Dataset scale is insufficient to completely eliminate the data influence of fine-tuning.
Synonym replacement is WordNet-based, providing limited support for non-English languages.
"Skill composition" in the long-horizon dimension is relatively simple (max 3 sub-skills).
Future Work: Multi-embodiment learning; dynamic environments; open vocabulary; online learning evaluation.
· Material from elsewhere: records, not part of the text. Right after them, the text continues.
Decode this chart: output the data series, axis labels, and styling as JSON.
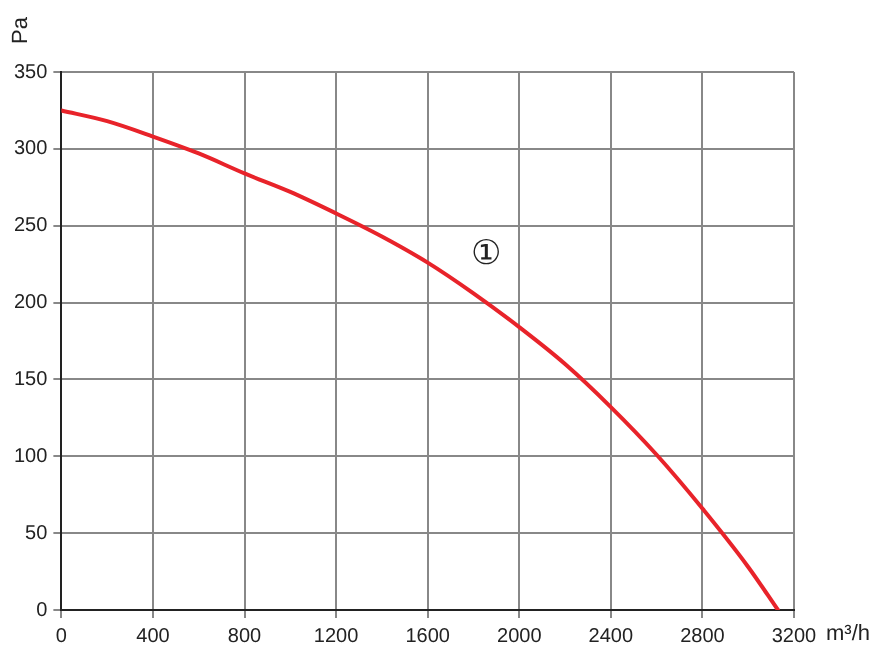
{
  "chart_data": {
    "type": "line",
    "xlabel": "m³/h",
    "ylabel": "Pa",
    "x": [
      0,
      200,
      400,
      600,
      800,
      1000,
      1200,
      1400,
      1600,
      1800,
      2000,
      2200,
      2400,
      2600,
      2800,
      3000,
      3130
    ],
    "series": [
      {
        "color": "#e8232a",
        "values": [
          325,
          318,
          308,
          297,
          284,
          272,
          258,
          243,
          226,
          206,
          184,
          160,
          132,
          101,
          66,
          28,
          0
        ]
      }
    ],
    "xlim": [
      0,
      3200
    ],
    "xticks": [
      0,
      400,
      800,
      1200,
      1600,
      2000,
      2400,
      2800,
      3200
    ],
    "ylim": [
      0,
      350
    ],
    "yticks": [
      0,
      50,
      100,
      150,
      200,
      250,
      300,
      350
    ],
    "grid": true,
    "marker": "none",
    "line_style": "solid",
    "annotations": [
      "①"
    ]
  }
}
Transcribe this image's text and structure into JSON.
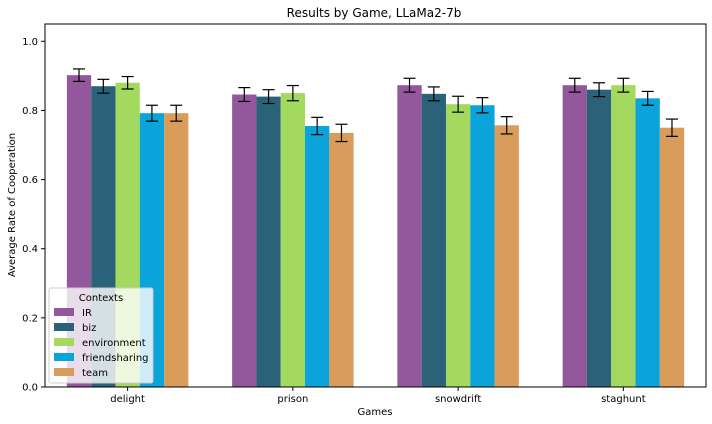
{
  "chart_data": {
    "type": "bar",
    "title": "Results by Game, LLaMa2-7b",
    "xlabel": "Games",
    "ylabel": "Average Rate of Cooperation",
    "ylim": [
      0,
      1.05
    ],
    "yticks": [
      "0.0",
      "0.2",
      "0.4",
      "0.6",
      "0.8",
      "1.0"
    ],
    "categories": [
      "delight",
      "prison",
      "snowdrift",
      "staghunt"
    ],
    "legend_title": "Contexts",
    "legend_position": "lower-left",
    "series": [
      {
        "name": "IR",
        "color": "#93579c",
        "values": [
          0.902,
          0.846,
          0.873,
          0.873
        ],
        "errors": [
          0.018,
          0.02,
          0.02,
          0.02
        ]
      },
      {
        "name": "biz",
        "color": "#2a6379",
        "values": [
          0.87,
          0.84,
          0.848,
          0.86
        ],
        "errors": [
          0.02,
          0.02,
          0.02,
          0.02
        ]
      },
      {
        "name": "environment",
        "color": "#a3d95e",
        "values": [
          0.88,
          0.85,
          0.818,
          0.873
        ],
        "errors": [
          0.018,
          0.022,
          0.023,
          0.02
        ]
      },
      {
        "name": "friendsharing",
        "color": "#0aa3da",
        "values": [
          0.792,
          0.755,
          0.815,
          0.835
        ],
        "errors": [
          0.023,
          0.025,
          0.022,
          0.02
        ]
      },
      {
        "name": "team",
        "color": "#d99c5b",
        "values": [
          0.792,
          0.735,
          0.757,
          0.75
        ],
        "errors": [
          0.023,
          0.025,
          0.025,
          0.025
        ]
      }
    ]
  }
}
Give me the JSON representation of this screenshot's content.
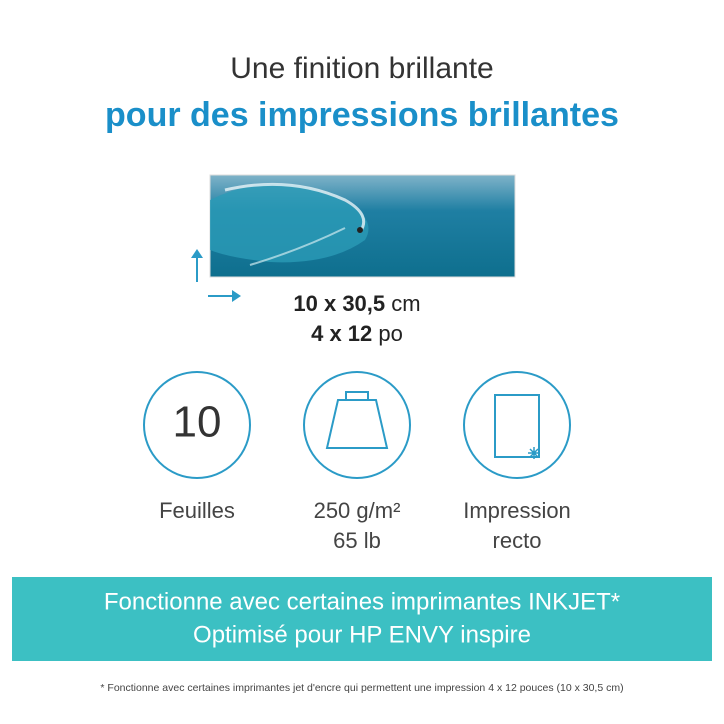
{
  "header": {
    "title_line1": "Une finition brillante",
    "title_line2": "pour des impressions brillantes"
  },
  "size": {
    "cm_value": "10 x 30,5",
    "cm_unit": "cm",
    "in_value": "4 x 12",
    "in_unit": "po"
  },
  "features": [
    {
      "icon_text": "10",
      "lines": [
        "Feuilles"
      ]
    },
    {
      "lines": [
        "250 g/m²",
        "65 lb"
      ]
    },
    {
      "lines": [
        "Impression",
        "recto"
      ]
    }
  ],
  "banner": {
    "line1": "Fonctionne avec certaines imprimantes INKJET*",
    "line2": "Optimisé pour HP ENVY inspire"
  },
  "footnote": "* Fonctionne avec certaines imprimantes jet d'encre qui permettent une impression 4 x 12 pouces (10 x 30,5 cm)"
}
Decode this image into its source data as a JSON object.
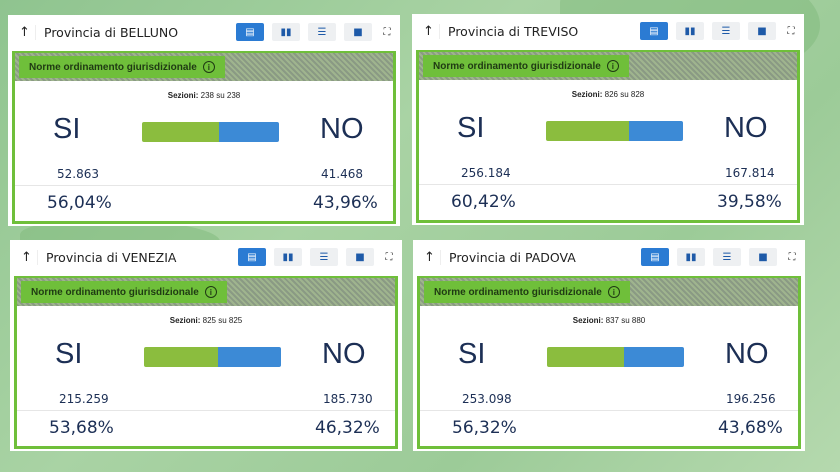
{
  "buttons": {
    "arrow": "↑",
    "full": "⛶"
  },
  "panels": [
    {
      "title": "Provincia di BELLUNO",
      "tag": "Norme ordinamento giurisdizionale",
      "sez_label": "Sezioni:",
      "sez_value": "238 su 238",
      "si": "SI",
      "no": "NO",
      "si_votes": "52.863",
      "no_votes": "41.468",
      "si_pct": "56,04%",
      "no_pct": "43,96%",
      "si_frac": 56.04
    },
    {
      "title": "Provincia di TREVISO",
      "tag": "Norme ordinamento giurisdizionale",
      "sez_label": "Sezioni:",
      "sez_value": "826 su 828",
      "si": "SI",
      "no": "NO",
      "si_votes": "256.184",
      "no_votes": "167.814",
      "si_pct": "60,42%",
      "no_pct": "39,58%",
      "si_frac": 60.42
    },
    {
      "title": "Provincia di VENEZIA",
      "tag": "Norme ordinamento giurisdizionale",
      "sez_label": "Sezioni:",
      "sez_value": "825 su 825",
      "si": "SI",
      "no": "NO",
      "si_votes": "215.259",
      "no_votes": "185.730",
      "si_pct": "53,68%",
      "no_pct": "46,32%",
      "si_frac": 53.68
    },
    {
      "title": "Provincia di PADOVA",
      "tag": "Norme ordinamento giurisdizionale",
      "sez_label": "Sezioni:",
      "sez_value": "837 su 880",
      "si": "SI",
      "no": "NO",
      "si_votes": "253.098",
      "no_votes": "196.256",
      "si_pct": "56,32%",
      "no_pct": "43,68%",
      "si_frac": 56.32
    }
  ],
  "colors": {
    "si": "#8bbd3e",
    "no": "#3c8ad6",
    "accent": "#6fbf3a",
    "active_button": "#2b7bd3"
  }
}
vs. LIBERO/RoboCasa: Ours introduces the "three-axis difficulty space" and safety dimension, greatly enhancing diagnostic capability.
vs. VLABench: VLABench emphasizes language diversity but lacks structural task depth; VLA-Arena decomposes tasks via orthogonal dimensions.
vs. LIBERO-Pro/Plus: Ours is more systematic, providing hierarchical W0-W4 and V0-V4 diagnostics.
Insight: Benchmark design should evolve from "what can be done" to "where are the boundaries"; safety must be a first-class citizen.

Rating¶

Novelty: ⭐⭐⭐⭐⭐ (First to combine three-axis orthogonal difficulty with W/V hierarchical probes.)
Experimental Thoroughness: ⭐⭐⭐⭐⭐ (6 VLA models + 170 tasks + Real Franka validation + detailed ablations.)
Writing Quality: ⭐⭐⭐⭐⭐ (Clear logic and well-designed visuals.)
Value: ⭐⭐⭐⭐⭐ (Structural impact on the VLA research community.)